Book Review: Dying Planet

Article written: 25 Aug , 2005
Updated: 13 Sep , 2007

Mars holds a special place in the history of humankind. Bright, coloured and oh, so close, this planet tugs at our dreams. Responding to these dreams, some of our brighter denizens took action. The astronomer Percival Lowell perceived lines. From them, he deduced that Martians survived only by building canals to channel water from polar to temperate regions. At about the same time, the author H.G. Wells wrote of Martians who needed to escape their dying planet and thus targeted Earth with all powerful war machines. Better equipment and other knowledgeable people expanded or contradicted these ideas for many years. Even after the desolate images from the Mariner and Viking missions showed a harsh planet, the government agency NASA promoted a need to counter anthropocentric thinking. Adjoining these more recent investigations, the author Kim Stanley Robinson, in three works, placed people on Mars where he mixed issues of today’s society with those of an imaginary space faring race hundreds of years in the future. In reviewing the actions associated with these and others it seems that each new tidbit concerning Mars promoted a new relation to our current and future conditions on Earth.

Markley uses this promotion in his review of literature about Mars. That is, he assesses the state of the art in the science of Mars for a given time. He compiles and assesses both popular and learned views. In particular, his perception of the bickering and antagonism between scientists gives some poignant insight into the scientific process. After these, he repeats the review process for science fiction literature. For the most part, he shows how the latest science data and conclusions shape the literature though not necessarily drive it. In his view, the literature predominantly uses Mars as an analogue to an eco-apocalypse on Earth, hence the title of Dying Planet.

Given Markley is an English professor, I was pleasantly surprised at the equally detailed and impressive reviews for both the science and literature. Though neither are exhaustive, they have depth and copious references. As well, the references are usually from source or highly rated topical publications hence their validity is assured. The book is well delineated with topics and subjects in unique sections. Sometimes though this makes the book seem like a collection of essays rather than a continuous piece. Because of this, even though the presentation is chronological, the flow of Markely’s argument gets lost. That is, though Markley provides an excellent review of both the literature and the science of Mars, it is not very clear as to if there is an over-arching purpose.

Further, the writing style varies. Most of the scientific passages would be readily comprehensible to the every day person on the street. On occasion the literary critiques get phrased in the parlance of the ivory tower as in, ‘In contrast to later dystopian novels…Red Start depicts freedom as the shared fulfilment of a revolutionary future, a sociocultural transcendence of bourgeois individualism, capital exploitation and the false sciences of compartmentalization.’ The introduction is particularly of this flavour and may turn off some who would likely find the remainder of the text very rewarding.

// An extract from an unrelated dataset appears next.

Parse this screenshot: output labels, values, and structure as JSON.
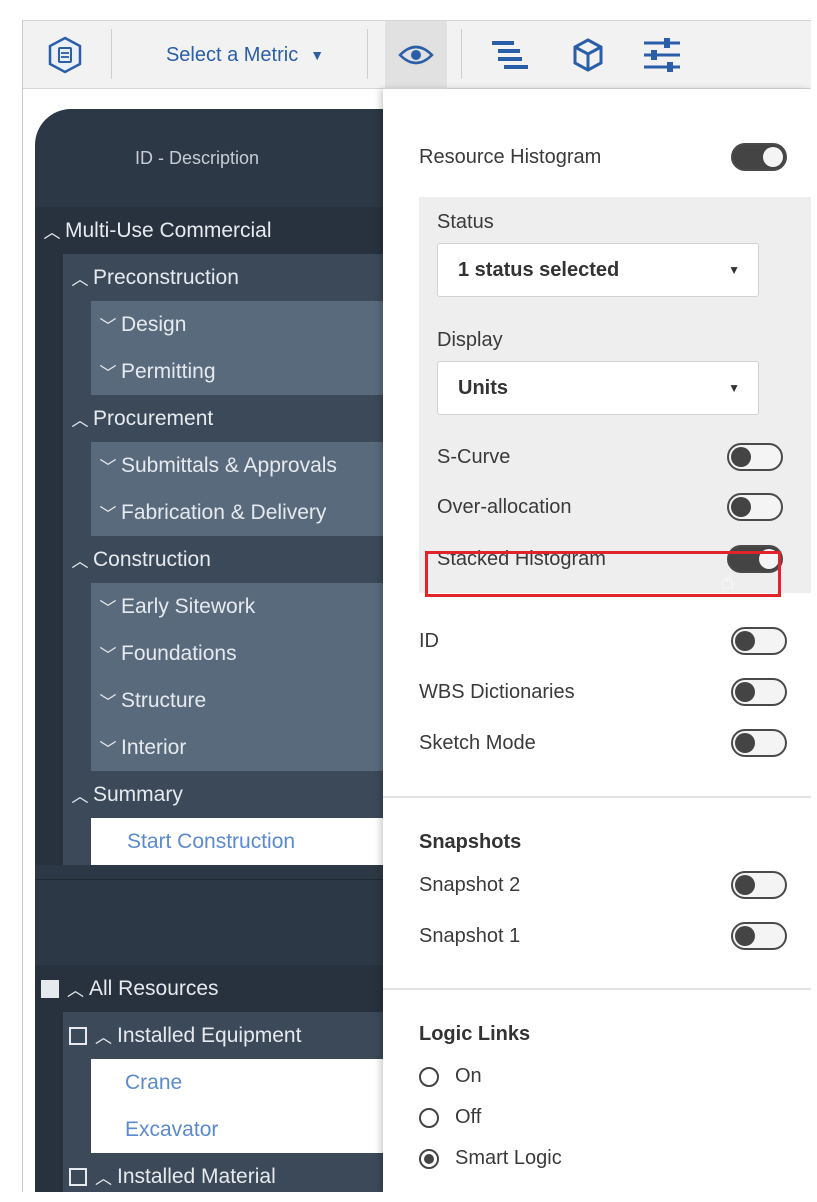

Given this, the overall impression is of a literary professor with a life long interest in science fiction and space science, who wrote a personal review. As such, it is a great review. However, it is lacking in direction; that is, I could not discern the target audience. Markley pushes the idea of science fiction as being a literary thought experiment much as Einstein had his own practical thought experiments. This is laudable yet Einstein and the referenced science fiction authors had a requirement to convey new ideas to colleagues and the general public. Markley needs a similar argument to really make this review purposeful.

The planet Mars acted as a beacon for many civilizations. Even today, whether as an analogue or a veritable pinnacle of scientific research, it shines forth with questions and queries. Robert Markley in his book Dying Planet reviews the previous hundred years of scientific discovery surrounding Mars and its related science fiction literature. He compiles a compact, well detailed synopsis of the science and a insightful critique of the literature to provide an in-depth resource for understand how Mars impinges on our human psyche.